Individuals with preexisting liver damage are more susceptible to overdosing on Tylenol, McMillin said.

“They’re more sensitive to Tylenol to where they’re more able to easily overdose,” said McMillin, the lead researcher on the study. “It becomes toxic versus therapeutic.”

Currently, methods of treating Tylenol overdoses are only effective within an immediate window of about 6–8 hours. 

 

“You can take things that will purge your stomach, like activated charcoal, that will clear your gut and absorb the toxic (substances),” pharmacy graduate student Christine Shin said.

McMillin said his research explores treatment beyond the initial window to mitigate liver injury.

McMillin has connected thrombospondin 1 (THBS1), a protein found in the body, to liver tissue regeneration.  

“We used a mouse that did not have THBS1 … and we found that it made the injury worse,” McMillin said. “If you could increase (THBS1) levels, that could be a therapeutic strategy to reduce cell death as well as stimulate aspects of (liver) regeneration.”

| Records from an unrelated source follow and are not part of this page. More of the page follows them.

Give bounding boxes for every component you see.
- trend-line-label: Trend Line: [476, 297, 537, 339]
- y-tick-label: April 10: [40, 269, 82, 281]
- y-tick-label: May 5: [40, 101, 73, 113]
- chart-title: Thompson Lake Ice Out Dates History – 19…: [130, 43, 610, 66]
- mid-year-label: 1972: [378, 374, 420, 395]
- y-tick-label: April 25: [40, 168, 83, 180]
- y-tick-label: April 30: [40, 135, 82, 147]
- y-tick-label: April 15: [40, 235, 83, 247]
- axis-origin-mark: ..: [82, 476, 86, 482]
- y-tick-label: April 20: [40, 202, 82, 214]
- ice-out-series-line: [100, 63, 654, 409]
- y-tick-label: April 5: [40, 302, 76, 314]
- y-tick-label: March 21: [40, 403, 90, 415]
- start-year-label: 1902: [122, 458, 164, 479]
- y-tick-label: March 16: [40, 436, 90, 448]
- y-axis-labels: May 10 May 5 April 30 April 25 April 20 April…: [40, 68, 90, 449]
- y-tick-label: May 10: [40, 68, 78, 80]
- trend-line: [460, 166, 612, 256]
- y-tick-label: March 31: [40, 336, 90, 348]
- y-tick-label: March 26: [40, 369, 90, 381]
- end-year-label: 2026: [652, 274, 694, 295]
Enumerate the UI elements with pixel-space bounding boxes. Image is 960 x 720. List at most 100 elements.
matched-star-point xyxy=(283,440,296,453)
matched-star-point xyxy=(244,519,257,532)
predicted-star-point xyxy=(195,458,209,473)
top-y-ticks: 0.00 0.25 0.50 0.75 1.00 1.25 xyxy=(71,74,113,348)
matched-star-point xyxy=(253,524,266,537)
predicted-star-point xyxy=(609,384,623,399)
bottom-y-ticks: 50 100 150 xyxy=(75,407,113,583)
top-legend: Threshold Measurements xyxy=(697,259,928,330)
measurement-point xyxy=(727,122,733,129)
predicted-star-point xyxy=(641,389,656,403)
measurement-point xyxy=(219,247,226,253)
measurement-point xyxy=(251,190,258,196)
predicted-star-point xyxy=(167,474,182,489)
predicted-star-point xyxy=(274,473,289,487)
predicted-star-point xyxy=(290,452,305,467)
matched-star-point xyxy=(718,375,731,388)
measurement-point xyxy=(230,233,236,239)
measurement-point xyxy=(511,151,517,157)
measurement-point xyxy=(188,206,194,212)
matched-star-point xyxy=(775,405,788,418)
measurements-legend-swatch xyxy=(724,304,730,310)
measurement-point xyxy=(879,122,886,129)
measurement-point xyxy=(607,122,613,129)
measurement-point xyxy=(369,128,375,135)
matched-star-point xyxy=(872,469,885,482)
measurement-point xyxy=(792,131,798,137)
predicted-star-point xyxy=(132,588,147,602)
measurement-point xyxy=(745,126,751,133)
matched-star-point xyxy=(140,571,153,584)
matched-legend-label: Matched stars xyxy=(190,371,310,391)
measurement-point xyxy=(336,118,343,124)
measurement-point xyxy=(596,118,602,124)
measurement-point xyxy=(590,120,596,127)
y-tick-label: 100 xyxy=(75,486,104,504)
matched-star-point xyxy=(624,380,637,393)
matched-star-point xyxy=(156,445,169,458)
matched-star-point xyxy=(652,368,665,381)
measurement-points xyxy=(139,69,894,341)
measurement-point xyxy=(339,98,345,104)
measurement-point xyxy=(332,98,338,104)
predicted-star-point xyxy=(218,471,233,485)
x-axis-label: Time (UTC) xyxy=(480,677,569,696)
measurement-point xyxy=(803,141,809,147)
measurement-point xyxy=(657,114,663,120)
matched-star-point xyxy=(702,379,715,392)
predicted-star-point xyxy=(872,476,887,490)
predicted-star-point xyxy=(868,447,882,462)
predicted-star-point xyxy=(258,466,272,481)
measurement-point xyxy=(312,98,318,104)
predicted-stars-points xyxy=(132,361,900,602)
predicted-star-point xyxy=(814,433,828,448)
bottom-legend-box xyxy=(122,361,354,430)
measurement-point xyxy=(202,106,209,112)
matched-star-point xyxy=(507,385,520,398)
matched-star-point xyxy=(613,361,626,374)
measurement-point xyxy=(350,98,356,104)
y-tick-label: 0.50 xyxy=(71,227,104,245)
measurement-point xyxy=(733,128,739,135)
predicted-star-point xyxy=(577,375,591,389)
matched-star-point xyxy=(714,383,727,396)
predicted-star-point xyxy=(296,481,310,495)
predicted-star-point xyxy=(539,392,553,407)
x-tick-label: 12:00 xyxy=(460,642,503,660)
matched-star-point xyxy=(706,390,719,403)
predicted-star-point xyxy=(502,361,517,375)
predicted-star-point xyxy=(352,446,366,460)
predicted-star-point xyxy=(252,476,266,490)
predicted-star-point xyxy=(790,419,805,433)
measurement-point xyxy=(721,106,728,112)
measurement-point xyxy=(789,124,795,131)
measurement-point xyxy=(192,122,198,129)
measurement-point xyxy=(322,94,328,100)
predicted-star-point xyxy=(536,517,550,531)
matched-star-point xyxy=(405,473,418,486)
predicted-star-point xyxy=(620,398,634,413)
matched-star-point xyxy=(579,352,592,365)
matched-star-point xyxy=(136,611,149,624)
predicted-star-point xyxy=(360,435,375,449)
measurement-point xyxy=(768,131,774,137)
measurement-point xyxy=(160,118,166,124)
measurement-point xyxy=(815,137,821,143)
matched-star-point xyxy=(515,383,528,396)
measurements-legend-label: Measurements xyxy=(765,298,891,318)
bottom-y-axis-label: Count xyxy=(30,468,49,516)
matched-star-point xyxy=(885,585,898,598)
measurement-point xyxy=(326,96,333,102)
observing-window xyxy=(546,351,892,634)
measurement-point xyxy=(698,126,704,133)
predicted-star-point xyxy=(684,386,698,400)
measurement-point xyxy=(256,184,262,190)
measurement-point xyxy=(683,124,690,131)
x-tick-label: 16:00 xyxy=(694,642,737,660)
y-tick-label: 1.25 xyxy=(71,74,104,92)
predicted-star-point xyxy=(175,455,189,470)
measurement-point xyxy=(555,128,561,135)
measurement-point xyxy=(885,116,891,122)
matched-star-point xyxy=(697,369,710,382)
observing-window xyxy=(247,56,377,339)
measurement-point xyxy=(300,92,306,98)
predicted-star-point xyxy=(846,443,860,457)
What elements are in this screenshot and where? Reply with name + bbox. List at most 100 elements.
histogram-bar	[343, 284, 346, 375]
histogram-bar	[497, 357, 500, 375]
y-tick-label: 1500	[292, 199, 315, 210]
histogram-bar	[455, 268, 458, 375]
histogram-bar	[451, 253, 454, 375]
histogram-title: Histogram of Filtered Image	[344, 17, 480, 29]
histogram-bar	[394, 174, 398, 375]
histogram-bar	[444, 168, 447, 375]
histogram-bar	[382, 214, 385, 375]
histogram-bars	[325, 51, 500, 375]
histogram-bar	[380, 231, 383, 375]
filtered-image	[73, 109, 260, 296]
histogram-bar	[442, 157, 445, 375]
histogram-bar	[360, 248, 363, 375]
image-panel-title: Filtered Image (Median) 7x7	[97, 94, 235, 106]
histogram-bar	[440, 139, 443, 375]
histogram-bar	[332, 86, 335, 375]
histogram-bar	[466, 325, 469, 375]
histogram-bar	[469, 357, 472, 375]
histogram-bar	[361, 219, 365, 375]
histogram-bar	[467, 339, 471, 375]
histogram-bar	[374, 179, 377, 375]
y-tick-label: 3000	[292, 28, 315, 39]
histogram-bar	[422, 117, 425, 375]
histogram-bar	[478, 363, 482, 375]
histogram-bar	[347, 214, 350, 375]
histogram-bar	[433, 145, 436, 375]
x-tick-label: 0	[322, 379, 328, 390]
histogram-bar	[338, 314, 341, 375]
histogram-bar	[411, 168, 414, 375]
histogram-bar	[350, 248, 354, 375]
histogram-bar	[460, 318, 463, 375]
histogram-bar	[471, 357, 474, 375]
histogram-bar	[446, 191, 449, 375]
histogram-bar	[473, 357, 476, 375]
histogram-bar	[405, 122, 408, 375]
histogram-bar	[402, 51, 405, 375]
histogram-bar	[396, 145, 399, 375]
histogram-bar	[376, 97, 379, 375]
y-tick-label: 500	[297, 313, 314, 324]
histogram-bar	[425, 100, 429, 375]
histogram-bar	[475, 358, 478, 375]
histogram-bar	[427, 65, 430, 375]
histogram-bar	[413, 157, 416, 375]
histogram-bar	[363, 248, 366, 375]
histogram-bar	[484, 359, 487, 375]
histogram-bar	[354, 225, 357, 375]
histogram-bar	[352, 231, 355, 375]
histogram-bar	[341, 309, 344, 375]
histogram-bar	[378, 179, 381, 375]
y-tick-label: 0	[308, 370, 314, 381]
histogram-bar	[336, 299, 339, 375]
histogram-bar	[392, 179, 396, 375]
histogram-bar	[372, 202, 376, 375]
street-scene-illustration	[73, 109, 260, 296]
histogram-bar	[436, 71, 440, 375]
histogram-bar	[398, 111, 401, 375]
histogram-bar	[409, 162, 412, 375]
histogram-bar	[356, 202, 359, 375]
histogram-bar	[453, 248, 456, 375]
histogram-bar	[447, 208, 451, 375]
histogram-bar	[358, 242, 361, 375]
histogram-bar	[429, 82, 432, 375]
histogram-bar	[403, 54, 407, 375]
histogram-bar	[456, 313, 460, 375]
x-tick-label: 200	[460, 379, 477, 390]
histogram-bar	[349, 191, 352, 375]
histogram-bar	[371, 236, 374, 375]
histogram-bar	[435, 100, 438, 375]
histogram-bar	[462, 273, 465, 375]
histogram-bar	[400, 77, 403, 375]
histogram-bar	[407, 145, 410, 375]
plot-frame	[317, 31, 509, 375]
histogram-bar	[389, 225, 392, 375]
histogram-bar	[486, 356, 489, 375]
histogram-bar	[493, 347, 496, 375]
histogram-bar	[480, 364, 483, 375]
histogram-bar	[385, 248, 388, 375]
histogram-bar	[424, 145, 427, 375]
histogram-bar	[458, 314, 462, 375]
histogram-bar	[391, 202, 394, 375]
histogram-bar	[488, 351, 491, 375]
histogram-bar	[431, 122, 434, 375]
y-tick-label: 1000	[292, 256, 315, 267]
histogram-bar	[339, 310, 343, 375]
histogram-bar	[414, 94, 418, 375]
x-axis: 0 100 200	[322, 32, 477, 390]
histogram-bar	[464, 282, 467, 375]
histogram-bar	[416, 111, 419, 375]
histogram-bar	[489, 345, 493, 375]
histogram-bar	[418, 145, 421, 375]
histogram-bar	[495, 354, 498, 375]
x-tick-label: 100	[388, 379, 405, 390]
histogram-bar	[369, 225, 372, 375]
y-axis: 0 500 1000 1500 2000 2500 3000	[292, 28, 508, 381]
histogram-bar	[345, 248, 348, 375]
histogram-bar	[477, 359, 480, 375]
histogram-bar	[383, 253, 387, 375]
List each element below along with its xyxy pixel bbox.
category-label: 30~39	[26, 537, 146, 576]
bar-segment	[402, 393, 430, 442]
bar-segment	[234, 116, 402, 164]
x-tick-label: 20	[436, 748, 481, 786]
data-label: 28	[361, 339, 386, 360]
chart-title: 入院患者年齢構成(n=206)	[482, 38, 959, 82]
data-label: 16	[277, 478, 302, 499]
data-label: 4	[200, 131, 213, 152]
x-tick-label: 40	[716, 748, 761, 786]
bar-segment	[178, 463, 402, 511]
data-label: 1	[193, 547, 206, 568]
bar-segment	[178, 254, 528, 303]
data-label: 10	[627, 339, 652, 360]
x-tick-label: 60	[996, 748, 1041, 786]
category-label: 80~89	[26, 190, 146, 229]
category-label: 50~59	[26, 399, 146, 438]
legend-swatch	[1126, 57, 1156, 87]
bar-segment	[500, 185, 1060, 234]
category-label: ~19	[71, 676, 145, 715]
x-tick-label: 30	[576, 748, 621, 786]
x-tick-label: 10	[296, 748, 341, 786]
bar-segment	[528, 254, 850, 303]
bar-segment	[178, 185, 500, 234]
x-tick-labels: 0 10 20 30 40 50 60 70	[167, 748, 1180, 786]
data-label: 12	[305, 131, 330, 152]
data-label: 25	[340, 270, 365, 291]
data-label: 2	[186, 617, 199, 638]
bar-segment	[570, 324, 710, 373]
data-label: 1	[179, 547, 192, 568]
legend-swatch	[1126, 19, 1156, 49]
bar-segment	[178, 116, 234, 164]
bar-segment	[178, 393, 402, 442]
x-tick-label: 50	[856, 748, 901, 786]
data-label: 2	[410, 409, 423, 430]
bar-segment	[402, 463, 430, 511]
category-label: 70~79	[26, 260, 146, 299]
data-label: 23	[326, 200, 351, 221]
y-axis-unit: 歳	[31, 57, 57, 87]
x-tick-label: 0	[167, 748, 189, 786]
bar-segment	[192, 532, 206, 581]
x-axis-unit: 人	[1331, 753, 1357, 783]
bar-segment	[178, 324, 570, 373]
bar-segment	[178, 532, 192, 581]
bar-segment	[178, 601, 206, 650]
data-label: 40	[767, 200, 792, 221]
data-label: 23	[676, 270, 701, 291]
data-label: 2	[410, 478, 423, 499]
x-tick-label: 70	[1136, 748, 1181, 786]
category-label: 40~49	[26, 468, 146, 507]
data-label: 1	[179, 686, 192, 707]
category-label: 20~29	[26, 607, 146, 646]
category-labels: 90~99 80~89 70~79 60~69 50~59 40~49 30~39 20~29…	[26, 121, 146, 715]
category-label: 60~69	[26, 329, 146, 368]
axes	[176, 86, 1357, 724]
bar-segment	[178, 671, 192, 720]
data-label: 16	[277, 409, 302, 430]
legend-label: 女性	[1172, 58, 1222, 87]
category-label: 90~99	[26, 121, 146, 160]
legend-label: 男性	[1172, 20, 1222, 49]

Currently, McMillin’s team is exploring the pathways involved with the protein to see if they can manipulate the amount present in a person’s body to help treat liver damage
after an overdose.

The next phase of the study involves moving to clinical trials and testing on human patients, McMillin said.

“The goal is to … get to a point where we can do clinical trials,” McMillin said. “Now, we’ve just got to find a way to get a (receptor binding substance) and find specifically where to target.”

McMillin said patients need to be educated about the risks of Tylenol.

“There probably needs to be a little bit more education in patients when they’re taking medications that contain acetaminophen,” McMillin said. “I think there’s a lack of knowledge (in patients) or communication between doctors and patients …  on how acetaminophen is toxic to the liver.”